While extracellular adenosine is primarily cleared from plasma by cellular uptake with a half-life of less than 10 seconds in whole blood, excessive amounts may be deaminated by an ecto-form of adenosine deaminase.

Specific Populations

Renal Impairment

As adenosine does not require renal function for its activation or inactivation, renal impairment would not be expected to alter its effectiveness or tolerability.

Hepatic Impairment

As adenosine does not require hepatic function for its activation or inactivation, hepatic impairment would not be expected to alter its effectiveness or tolerability.

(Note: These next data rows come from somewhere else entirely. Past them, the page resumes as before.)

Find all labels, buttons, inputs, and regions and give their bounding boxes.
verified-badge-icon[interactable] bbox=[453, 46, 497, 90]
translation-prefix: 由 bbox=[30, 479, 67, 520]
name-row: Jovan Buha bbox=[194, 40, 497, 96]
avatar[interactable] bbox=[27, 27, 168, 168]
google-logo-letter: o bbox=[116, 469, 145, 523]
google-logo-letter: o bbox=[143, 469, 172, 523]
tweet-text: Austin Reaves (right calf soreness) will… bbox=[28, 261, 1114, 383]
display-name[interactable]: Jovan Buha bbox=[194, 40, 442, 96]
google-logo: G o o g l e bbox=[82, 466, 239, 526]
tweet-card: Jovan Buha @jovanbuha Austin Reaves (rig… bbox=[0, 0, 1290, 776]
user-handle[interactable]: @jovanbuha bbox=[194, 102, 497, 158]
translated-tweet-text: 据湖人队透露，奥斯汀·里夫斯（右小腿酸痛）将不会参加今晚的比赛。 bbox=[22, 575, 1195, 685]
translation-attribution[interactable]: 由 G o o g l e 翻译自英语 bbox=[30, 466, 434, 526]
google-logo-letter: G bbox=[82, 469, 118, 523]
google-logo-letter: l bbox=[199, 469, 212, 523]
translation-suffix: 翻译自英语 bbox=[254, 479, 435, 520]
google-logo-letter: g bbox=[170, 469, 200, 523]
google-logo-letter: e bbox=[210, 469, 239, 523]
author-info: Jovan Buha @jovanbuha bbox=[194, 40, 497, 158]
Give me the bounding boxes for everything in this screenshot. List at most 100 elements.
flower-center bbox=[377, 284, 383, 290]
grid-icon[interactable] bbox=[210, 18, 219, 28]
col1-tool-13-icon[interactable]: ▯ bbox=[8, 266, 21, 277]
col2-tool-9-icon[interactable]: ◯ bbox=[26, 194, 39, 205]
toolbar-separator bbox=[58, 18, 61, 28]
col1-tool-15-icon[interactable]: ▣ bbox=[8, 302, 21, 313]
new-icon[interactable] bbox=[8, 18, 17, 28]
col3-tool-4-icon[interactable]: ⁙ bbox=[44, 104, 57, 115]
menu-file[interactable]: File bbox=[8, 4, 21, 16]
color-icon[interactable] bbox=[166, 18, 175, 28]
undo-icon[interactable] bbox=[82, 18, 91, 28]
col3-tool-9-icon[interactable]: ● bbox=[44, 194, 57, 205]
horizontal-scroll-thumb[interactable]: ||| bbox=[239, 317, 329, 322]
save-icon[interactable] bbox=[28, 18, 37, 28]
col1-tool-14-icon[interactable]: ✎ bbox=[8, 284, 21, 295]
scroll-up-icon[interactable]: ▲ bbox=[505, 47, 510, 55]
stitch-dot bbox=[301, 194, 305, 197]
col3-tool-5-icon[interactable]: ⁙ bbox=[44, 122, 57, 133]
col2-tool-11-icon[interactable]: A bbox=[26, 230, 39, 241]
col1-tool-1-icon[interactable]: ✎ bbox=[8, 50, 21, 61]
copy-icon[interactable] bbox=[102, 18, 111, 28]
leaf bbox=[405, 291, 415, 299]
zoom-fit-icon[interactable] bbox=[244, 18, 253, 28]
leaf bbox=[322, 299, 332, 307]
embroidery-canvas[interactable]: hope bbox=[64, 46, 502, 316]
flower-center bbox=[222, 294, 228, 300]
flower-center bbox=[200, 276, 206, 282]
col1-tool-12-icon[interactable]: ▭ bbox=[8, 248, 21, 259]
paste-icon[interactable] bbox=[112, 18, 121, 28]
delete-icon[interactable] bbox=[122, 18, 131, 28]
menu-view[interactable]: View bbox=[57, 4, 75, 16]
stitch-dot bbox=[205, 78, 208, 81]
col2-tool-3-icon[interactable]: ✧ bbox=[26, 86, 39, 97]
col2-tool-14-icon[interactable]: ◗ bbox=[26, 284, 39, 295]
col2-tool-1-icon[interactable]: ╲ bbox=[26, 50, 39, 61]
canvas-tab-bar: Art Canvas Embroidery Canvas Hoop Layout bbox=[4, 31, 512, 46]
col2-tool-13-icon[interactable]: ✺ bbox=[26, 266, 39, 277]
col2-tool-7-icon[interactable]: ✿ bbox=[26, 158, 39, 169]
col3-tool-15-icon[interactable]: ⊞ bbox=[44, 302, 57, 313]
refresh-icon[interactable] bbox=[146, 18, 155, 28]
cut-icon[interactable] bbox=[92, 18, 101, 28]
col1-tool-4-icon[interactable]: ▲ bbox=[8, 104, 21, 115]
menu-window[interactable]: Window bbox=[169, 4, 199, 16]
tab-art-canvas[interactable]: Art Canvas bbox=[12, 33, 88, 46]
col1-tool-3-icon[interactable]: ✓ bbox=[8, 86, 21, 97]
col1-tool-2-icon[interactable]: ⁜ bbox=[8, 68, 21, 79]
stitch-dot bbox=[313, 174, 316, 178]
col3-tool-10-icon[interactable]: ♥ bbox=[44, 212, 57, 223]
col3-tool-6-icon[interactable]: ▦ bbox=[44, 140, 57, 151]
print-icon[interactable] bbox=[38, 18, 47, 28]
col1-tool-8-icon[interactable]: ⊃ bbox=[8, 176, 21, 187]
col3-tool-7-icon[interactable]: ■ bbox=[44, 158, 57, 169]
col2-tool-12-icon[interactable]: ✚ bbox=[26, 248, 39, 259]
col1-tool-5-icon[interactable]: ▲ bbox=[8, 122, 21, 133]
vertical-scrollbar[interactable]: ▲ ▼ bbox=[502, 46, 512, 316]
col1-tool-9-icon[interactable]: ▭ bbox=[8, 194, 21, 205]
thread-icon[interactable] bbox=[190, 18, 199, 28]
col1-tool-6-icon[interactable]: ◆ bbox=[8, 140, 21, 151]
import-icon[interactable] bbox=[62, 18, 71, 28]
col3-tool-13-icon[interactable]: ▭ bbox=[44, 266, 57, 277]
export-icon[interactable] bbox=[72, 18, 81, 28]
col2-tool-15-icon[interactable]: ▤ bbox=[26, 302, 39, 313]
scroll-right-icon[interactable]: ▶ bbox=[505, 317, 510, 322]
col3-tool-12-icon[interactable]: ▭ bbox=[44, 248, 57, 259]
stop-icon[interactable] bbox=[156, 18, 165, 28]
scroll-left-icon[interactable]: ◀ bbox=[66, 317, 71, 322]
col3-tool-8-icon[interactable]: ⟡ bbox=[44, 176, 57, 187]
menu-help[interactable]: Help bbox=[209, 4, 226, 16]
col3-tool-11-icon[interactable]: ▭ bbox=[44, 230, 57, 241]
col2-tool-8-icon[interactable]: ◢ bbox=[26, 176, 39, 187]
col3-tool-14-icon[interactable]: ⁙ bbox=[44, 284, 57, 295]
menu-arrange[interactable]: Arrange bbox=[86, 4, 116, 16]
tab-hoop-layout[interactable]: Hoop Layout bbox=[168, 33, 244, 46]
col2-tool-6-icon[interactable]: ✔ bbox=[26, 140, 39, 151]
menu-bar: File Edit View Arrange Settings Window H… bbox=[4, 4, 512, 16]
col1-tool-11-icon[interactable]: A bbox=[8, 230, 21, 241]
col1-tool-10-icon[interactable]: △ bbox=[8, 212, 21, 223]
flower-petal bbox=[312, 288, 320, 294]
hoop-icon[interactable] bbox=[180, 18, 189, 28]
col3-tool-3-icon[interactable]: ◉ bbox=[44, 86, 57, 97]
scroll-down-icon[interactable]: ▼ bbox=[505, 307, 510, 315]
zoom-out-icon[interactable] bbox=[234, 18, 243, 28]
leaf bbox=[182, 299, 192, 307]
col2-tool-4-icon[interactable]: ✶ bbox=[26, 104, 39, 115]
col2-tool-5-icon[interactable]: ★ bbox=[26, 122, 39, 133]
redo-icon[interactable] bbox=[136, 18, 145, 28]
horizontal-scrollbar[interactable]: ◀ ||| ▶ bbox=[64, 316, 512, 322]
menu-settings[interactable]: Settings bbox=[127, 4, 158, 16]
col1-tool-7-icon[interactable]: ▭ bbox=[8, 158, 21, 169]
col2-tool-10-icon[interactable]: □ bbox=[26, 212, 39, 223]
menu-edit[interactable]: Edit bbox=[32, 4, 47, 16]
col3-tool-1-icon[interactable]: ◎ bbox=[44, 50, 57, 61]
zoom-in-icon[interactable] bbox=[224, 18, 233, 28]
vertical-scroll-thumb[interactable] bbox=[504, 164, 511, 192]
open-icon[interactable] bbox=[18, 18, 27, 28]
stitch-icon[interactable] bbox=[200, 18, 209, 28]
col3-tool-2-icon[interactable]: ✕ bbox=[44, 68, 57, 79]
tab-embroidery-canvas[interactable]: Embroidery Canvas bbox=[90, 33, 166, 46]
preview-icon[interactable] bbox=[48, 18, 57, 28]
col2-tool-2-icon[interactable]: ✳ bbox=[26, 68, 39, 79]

Studies in animals have not been performed to evaluate adenosine’s carcinogenic potential or potential effects on fertility.  Adenosine was negative for genotoxic potential in the Salmonella (Ames Test) and Mammalian Microsome Assay.

Adenosine, however, like other nucleosides at millimolar concentrations present for several doubling times of cells in culture, is known to produce a variety of chromosomal alterations.

Adenosine injection, USP is supplied as 20 mL and 30 mL vials of sterile, nonpyrogenic, preservative-free solution in normal saline.

• Store at 20° to 25°C (68° to 77°F) [see USP Controlled Room Temperature].
• Do not refrigerate as crystallization may occur.  If crystallization has occurred, dissolve crystals by warming to room temperature.  The solution must be clear at the time of use.
• Discard unused portion.
• The container closure is not made with natural rubber latex.